Beyond these examples, the authors outline a program for exploiting the group‑theoretic perspective on ACA. They propose algorithms for extracting the Coxeter presentation from a given ACA, for computing the length of configurations, and for using weak order to design update schedules that guarantee convergence. They also discuss how the dynamics group can be used to classify ACA up to dynamical equivalence: two ACAs with isomorphic dynamics groups share many qualitative features of their long‑term behavior.

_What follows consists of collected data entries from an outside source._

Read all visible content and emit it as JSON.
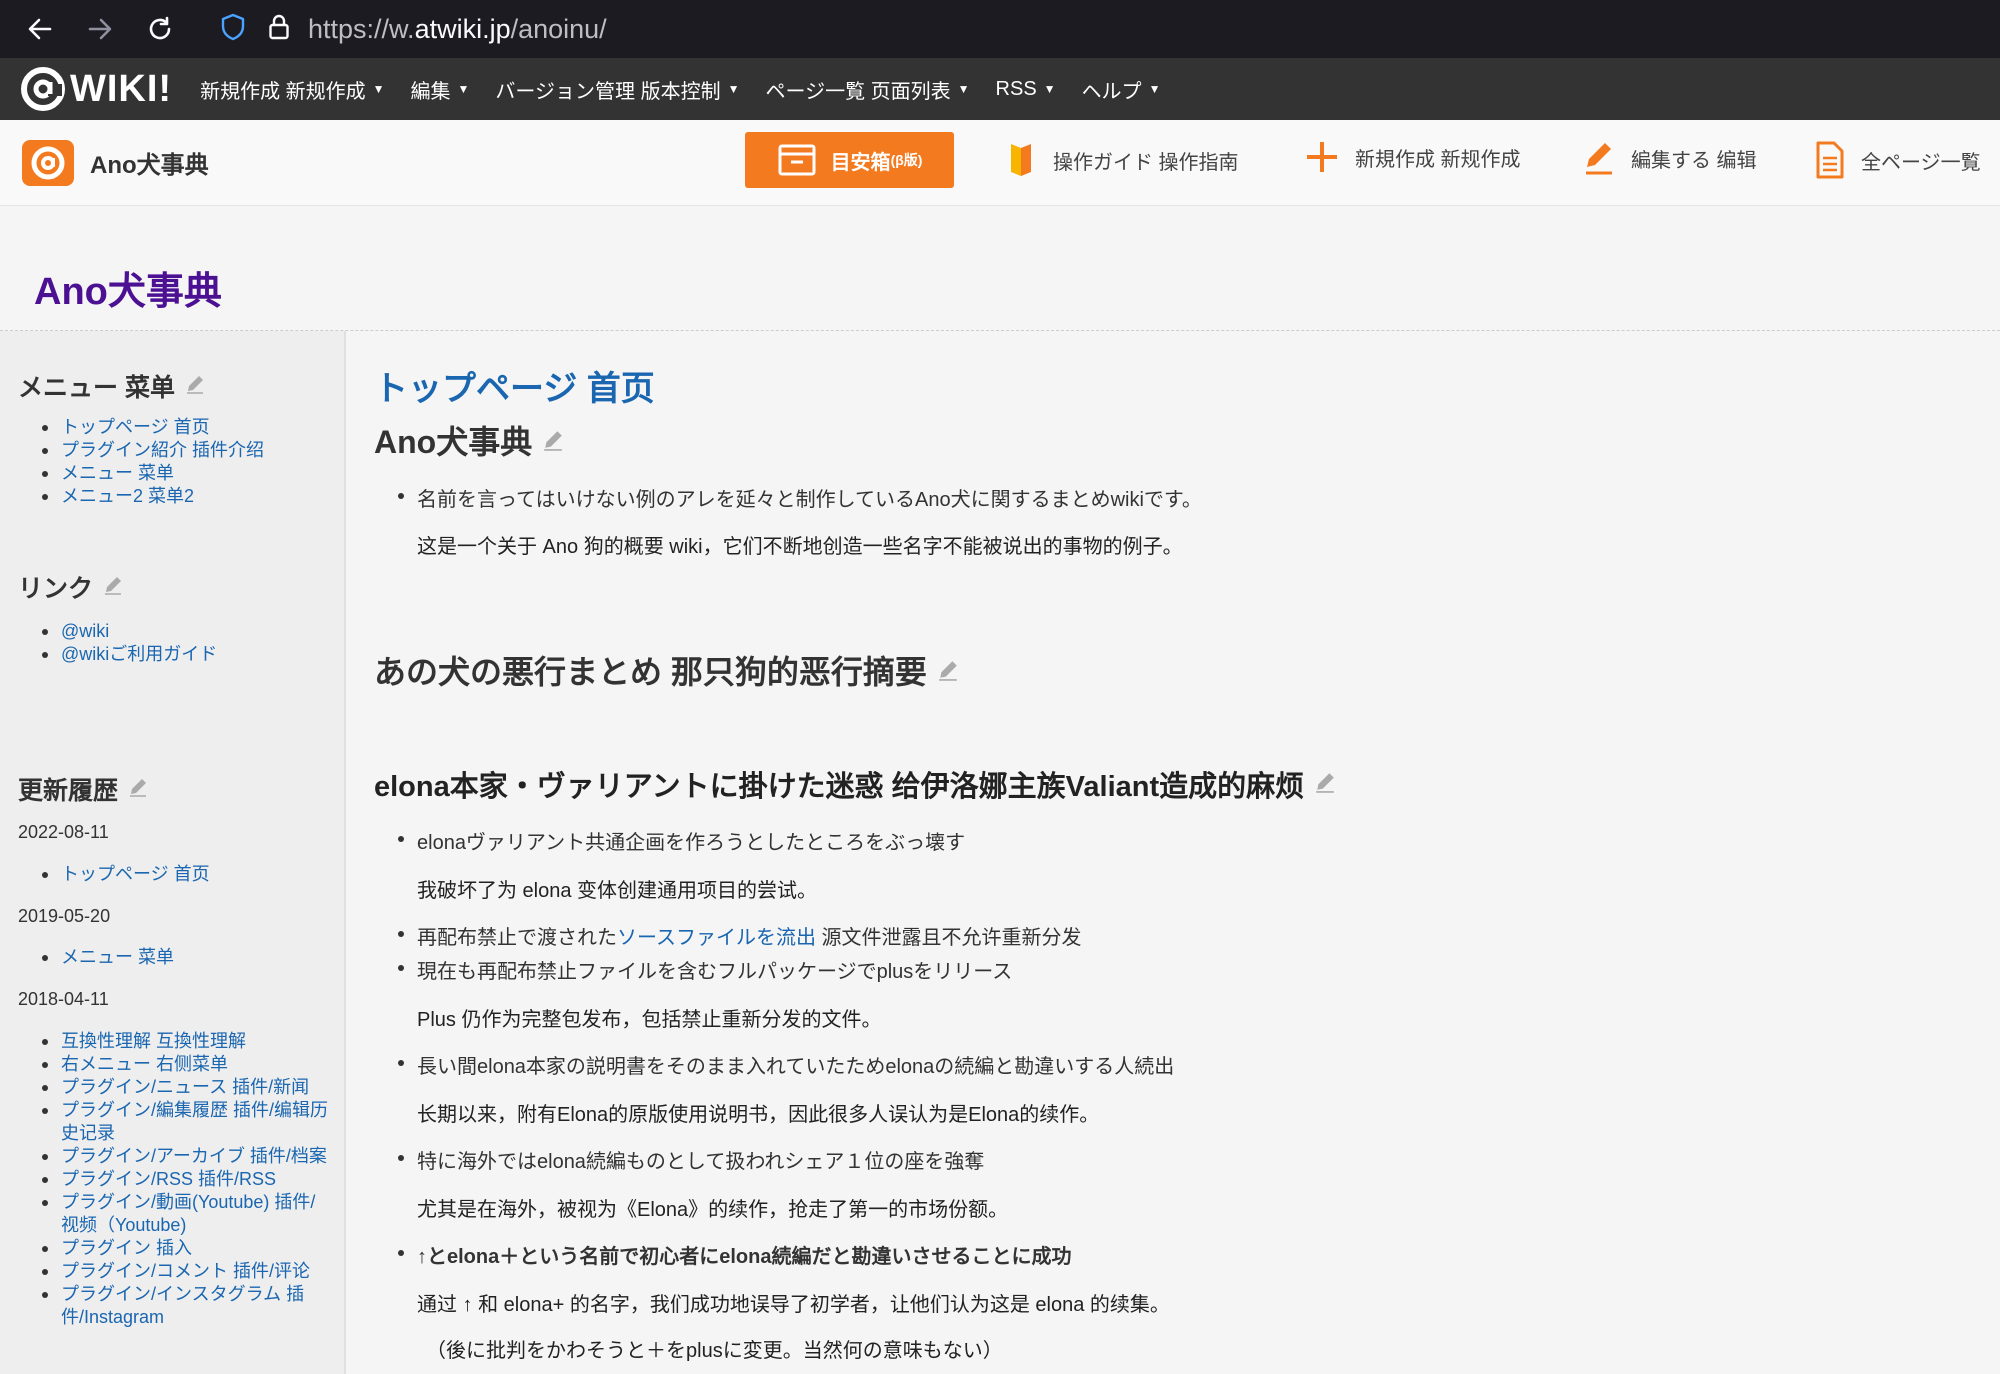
{
  "browser": {
    "url_prefix": "https://w.",
    "url_domain": "atwiki.jp",
    "url_path": "/anoinu/"
  },
  "menubar": {
    "logo": "WIKI!",
    "items": [
      {
        "label": "新規作成 新规作成"
      },
      {
        "label": "編集"
      },
      {
        "label": "バージョン管理 版本控制"
      },
      {
        "label": "ページ一覧 页面列表"
      },
      {
        "label": "RSS"
      },
      {
        "label": "ヘルプ"
      }
    ]
  },
  "header": {
    "site_name": "Ano犬事典",
    "promo_label": "目安箱",
    "promo_small": "(β版)",
    "links": [
      {
        "label": "操作ガイド 操作指南",
        "icon": "guide-icon"
      },
      {
        "label": "新規作成 新规作成",
        "icon": "plus-icon"
      },
      {
        "label": "編集する 编辑",
        "icon": "pencil-icon"
      },
      {
        "label": "全ページ一覧",
        "icon": "page-list-icon"
      }
    ]
  },
  "wiki_title": "Ano犬事典",
  "sidebar": {
    "menu_title": "メニュー 菜单",
    "menu_items": [
      "トップページ 首页",
      "プラグイン紹介 插件介绍",
      "メニュー 菜单",
      "メニュー2 菜单2"
    ],
    "links_title": "リンク",
    "link_items": [
      "@wiki",
      "@wikiご利用ガイド"
    ],
    "history_title": "更新履歴",
    "history": [
      {
        "date": "2022-08-11",
        "items": [
          "トップページ 首页"
        ]
      },
      {
        "date": "2019-05-20",
        "items": [
          "メニュー 菜单"
        ]
      },
      {
        "date": "2018-04-11",
        "items": [
          "互換性理解 互換性理解",
          "右メニュー 右侧菜单",
          "プラグイン/ニュース 插件/新闻",
          "プラグイン/編集履歴 插件/编辑历史记录",
          "プラグイン/アーカイブ 插件/档案",
          "プラグイン/RSS 插件/RSS",
          "プラグイン/動画(Youtube) 插件/视频（Youtube)",
          "プラグイン 插入",
          "プラグイン/コメント 插件/评论",
          "プラグイン/インスタグラム 插件/Instagram"
        ]
      }
    ]
  },
  "main": {
    "page_title": "トップページ 首页",
    "h_ano": "Ano犬事典",
    "intro_bullet": "名前を言ってはいけない例のアレを延々と制作しているAno犬に関するまとめwikiです。",
    "intro_cn": "这是一个关于 Ano 狗的概要 wiki，它们不断地创造一些名字不能被说出的事物的例子。",
    "h_summary": "あの犬の悪行まとめ 那只狗的恶行摘要",
    "h_elona": "elona本家・ヴァリアントに掛けた迷惑 给伊洛娜主族Valiant造成的麻烦",
    "b1": "elonaヴァリアント共通企画を作ろうとしたところをぶっ壊す",
    "b1_cn": "我破坏了为 elona 变体创建通用项目的尝试。",
    "b2_pre": "再配布禁止で渡された",
    "b2_link": "ソースファイルを流出",
    "b2_post": " 源文件泄露且不允许重新分发",
    "b3": "現在も再配布禁止ファイルを含むフルパッケージでplusをリリース",
    "b3_cn": "Plus 仍作为完整包发布，包括禁止重新分发的文件。",
    "b4": "長い間elona本家の説明書をそのまま入れていたためelonaの続編と勘違いする人続出",
    "b4_cn": "长期以来，附有Elona的原版使用说明书，因此很多人误认为是Elona的续作。",
    "b5": "特に海外ではelona続編ものとして扱われシェア１位の座を強奪",
    "b5_cn": "尤其是在海外，被视为《Elona》的续作，抢走了第一的市场份额。",
    "b6": "↑とelona＋という名前で初心者にelona続編だと勘違いさせることに成功",
    "b6_cn": "通过 ↑ 和 elona+ 的名字，我们成功地误导了初学者，让他们认为这是 elona 的续集。",
    "b6_note": "（後に批判をかわそうと＋をplusに変更。当然何の意味もない）"
  },
  "colors": {
    "menubar_bg": "#333333",
    "accent_orange": "#f47a20",
    "title_purple": "#4c1193",
    "link_blue": "#1a66b0"
  }
}
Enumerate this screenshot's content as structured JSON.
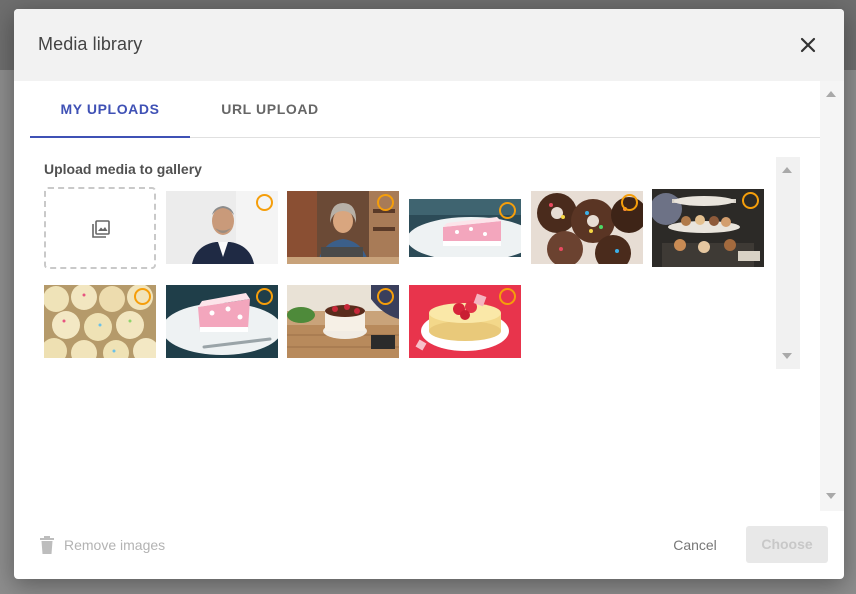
{
  "dialog": {
    "title": "Media library"
  },
  "tabs": [
    {
      "label": "MY UPLOADS",
      "active": true
    },
    {
      "label": "URL UPLOAD",
      "active": false
    }
  ],
  "gallery": {
    "label": "Upload media to gallery",
    "upload_icon": "add-photos-icon",
    "images": [
      {
        "name": "businessman-portrait"
      },
      {
        "name": "woman-at-laptop"
      },
      {
        "name": "pink-cake-slice"
      },
      {
        "name": "sprinkle-donuts"
      },
      {
        "name": "dessert-table"
      },
      {
        "name": "cupcakes"
      },
      {
        "name": "pink-cake-slice-fork"
      },
      {
        "name": "decorating-cake"
      },
      {
        "name": "strawberry-cheesecake"
      }
    ]
  },
  "footer": {
    "remove_label": "Remove images",
    "cancel_label": "Cancel",
    "choose_label": "Choose"
  },
  "colors": {
    "accent": "#3f51b5",
    "select_ring": "#f59e0b"
  }
}
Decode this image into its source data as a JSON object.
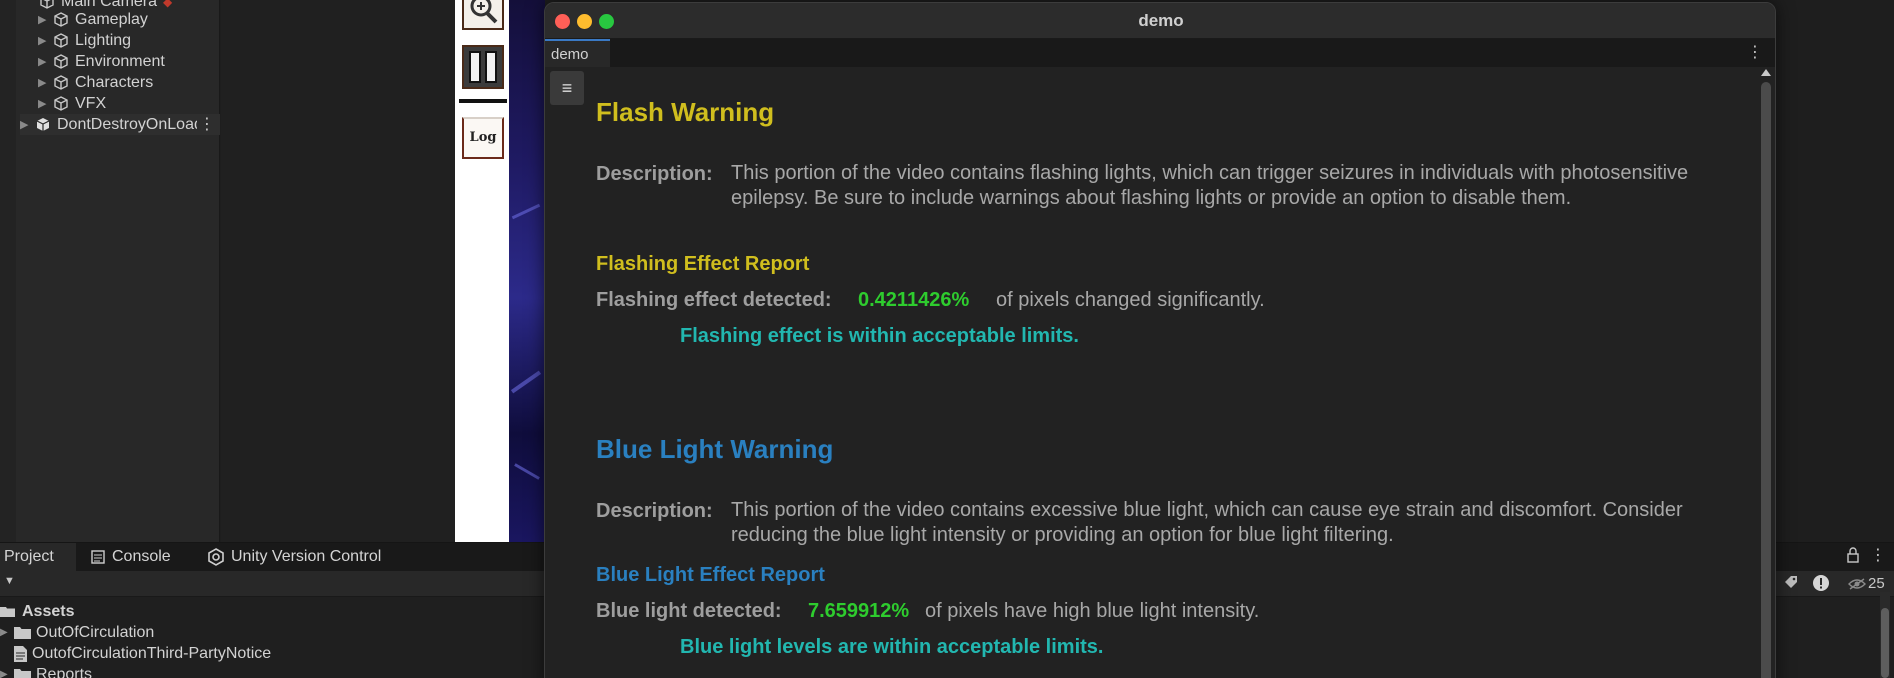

The paper concludes with a set of open problems. Key among them is the computational complexity of finding a minimal asynchronous schedule for a given Coxeter group, the decomposition of the state automaton when the dynamics group is a non‑abelian infinite Coxeter group, and the quantitative relationship between the Coxeter length function and the actual time needed for convergence under various scheduling policies. Another intriguing direction is to explore whether the involution‑centric viewpoint can lead to new representations of Coxeter groups inspired by cellular automata dynamics.

In summary, the work reveals that the involution structure common to both ACA updates and Coxeter generators is not a superficial coincidence but a deep structural link. By translating dynamical questions about asynchronous cellular automata into algebraic questions about Coxeter groups—and vice versa—the paper opens a fertile interdisciplinary avenue that promises new insights into the complexity, convergence, and classification of discrete dynamical systems.